Bamby Salcedo, a transgender Latina and the head of the Los Angeles-based TransLatin@ Coalition, said the transgender community is about 50 years behind the lesbian, gay and bisexual communities in terms of finding acceptance. “We are at the bottom of the totem pole,” she said. She underscored the prevalence of mental health issues among her transgender peers and the importance of “connecting heart to heart” with others.

One of the most compelling panelists was Miriam Berman, 18, a recent high school graduate who shared her struggles with depression, anxiety, Obsessive Compulsive Disorder. and the fact that mental health issues run in her family. Her mother, Rabbi Sara Berman, another panelist, wrote a book about her own struggle that came out last year: “Ben’oni L’Benyamin: From Sorrow to Strength: My Journey With Depression.”  
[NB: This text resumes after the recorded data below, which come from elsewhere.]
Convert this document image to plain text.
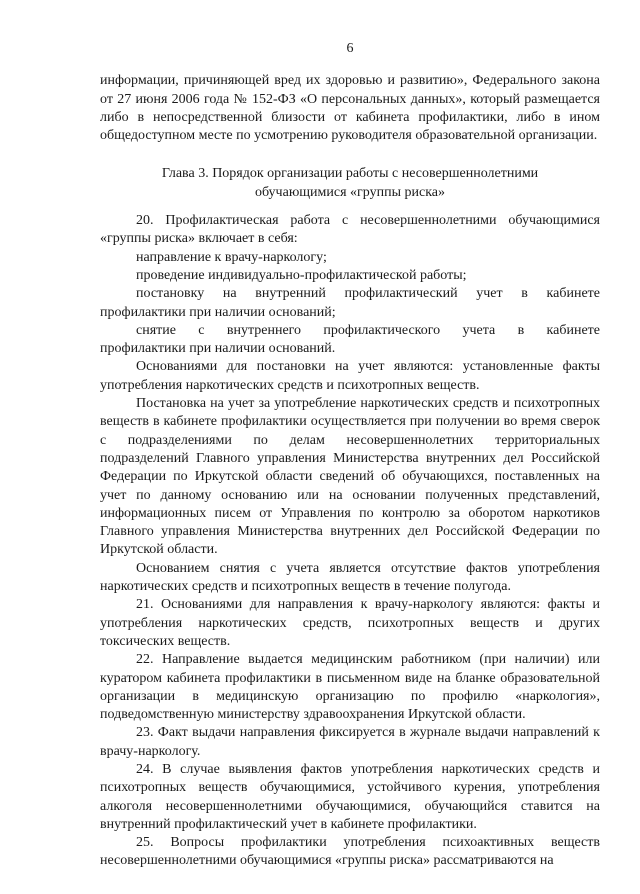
6

информации, причиняющей вред их здоровью и развитию», Федерального закона от 27 июня 2006 года № 152-ФЗ «О персональных данных», который размещается либо в непосредственной близости от кабинета профилактики, либо в ином общедоступном месте по усмотрению руководителя образовательной организации.

Глава 3. Порядок организации работы с несовершеннолетними
обучающимися «группы риска»

20. Профилактическая работа с несовершеннолетними обучающимися «группы риска» включает в себя:

направление к врачу-наркологу;

проведение индивидуально-профилактической работы;

постановку на внутренний профилактический учет в кабинете

профилактики при наличии оснований;

снятие с внутреннего профилактического учета в кабинете

профилактики при наличии оснований.

Основаниями для постановки на учет являются: установленные факты употребления наркотических средств и психотропных веществ.

Постановка на учет за употребление наркотических средств и психотропных веществ в кабинете профилактики осуществляется при получении во время сверок с подразделениями по делам несовершеннолетних территориальных подразделений Главного управления Министерства внутренних дел Российской Федерации по Иркутской области сведений об обучающихся, поставленных на учет по данному основанию или на основании полученных представлений, информационных писем от Управления по контролю за оборотом наркотиков Главного управления Министерства внутренних дел Российской Федерации по Иркутской области.

Основанием снятия с учета является отсутствие фактов употребления наркотических средств и психотропных веществ в течение полугода.

21. Основаниями для направления к врачу-наркологу являются: факты и употребления наркотических средств, психотропных веществ и других токсических веществ.

22. Направление выдается медицинским работником (при наличии) или куратором кабинета профилактики в письменном виде на бланке образовательной организации в медицинскую организацию по профилю «наркология», подведомственную министерству здравоохранения Иркутской области.

23. Факт выдачи направления фиксируется в журнале выдачи направлений к врачу-наркологу.

24. В случае выявления фактов употребления наркотических средств и психотропных веществ обучающимися, устойчивого курения, употребления алкоголя несовершеннолетними обучающимися, обучающийся ставится на внутренний профилактический учет в кабинете профилактики.

25. Вопросы профилактики употребления психоактивных веществ несовершеннолетними обучающимися «группы риска» рассматриваются на
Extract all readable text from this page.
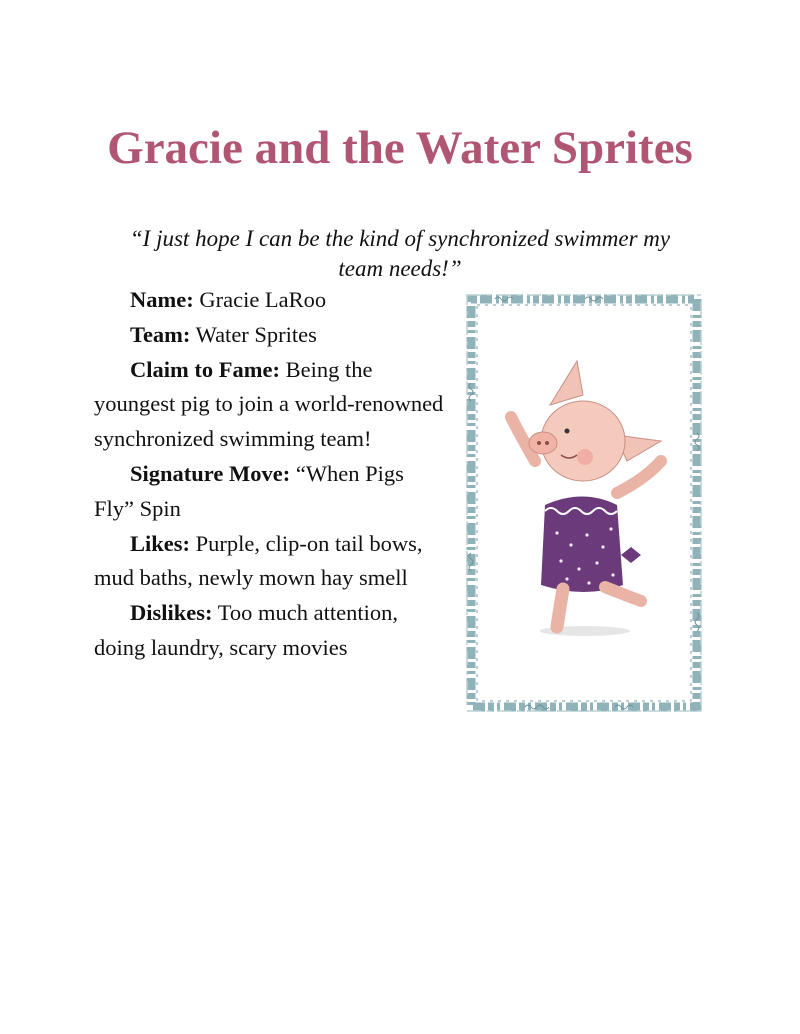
Gracie and the Water Sprites

“I just hope I can be the kind of synchronized swimmer my team needs!”

Name: Gracie LaRoo

Team: Water Sprites

Claim to Fame: Being the youngest pig to join a world-renowned synchronized swimming team!

Signature Move: “When Pigs Fly” Spin

Likes: Purple, clip-on tail bows, mud baths, newly mown hay smell

Dislikes: Too much attention, doing laundry, scary movies
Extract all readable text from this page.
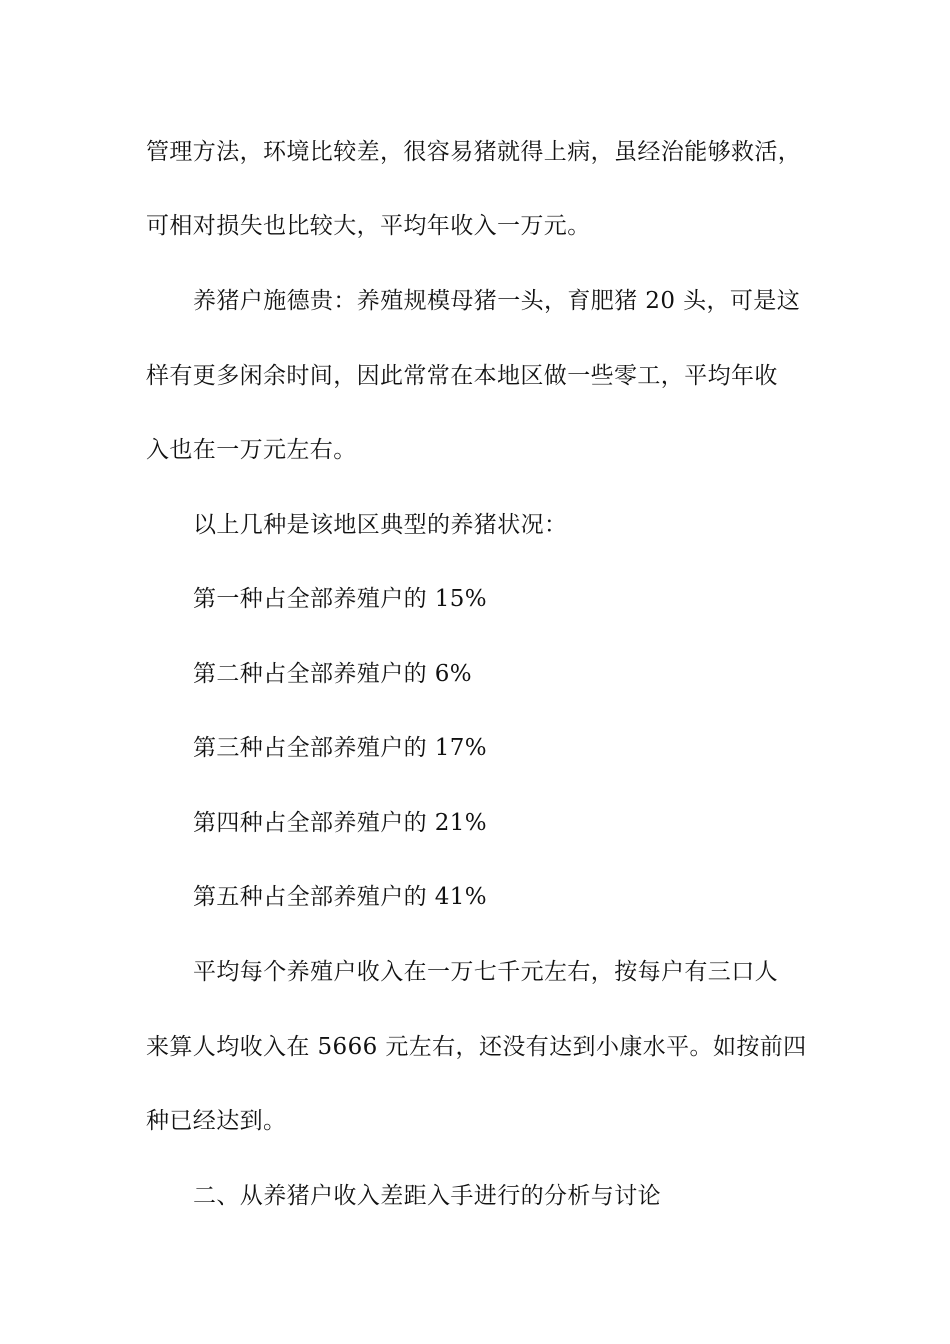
管理方法，环境比较差，很容易猪就得上病，虽经治能够救活，
可相对损失也比较大，平均年收入一万元。
养猪户施德贵：养殖规模母猪一头，育肥猪 20 头，可是这
样有更多闲余时间，因此常常在本地区做一些零工，平均年收
入也在一万元左右。
以上几种是该地区典型的养猪状况：
第一种占全部养殖户的 15%
第二种占全部养殖户的 6%
第三种占全部养殖户的 17%
第四种占全部养殖户的 21%
第五种占全部养殖户的 41%
平均每个养殖户收入在一万七千元左右，按每户有三口人
来算人均收入在 5666 元左右，还没有达到小康水平。如按前四
种已经达到。
二、从养猪户收入差距入手进行的分析与讨论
“I almost took my own life a little less than two years ago,” Miriam said. Fortunately, she was immediately hospitalized. Although the ensuing hospital stay felt like a punishment at the time, she said, she credited it with saving her life. She also acknowledged that setbacks do happen. But today, she said, she feels certain of her calling: mental health advocacy and suicide prevention.

“I have been through it, so I know what it’s like,” she said. “Raising awareness is, I think, the most important thing in making a change.”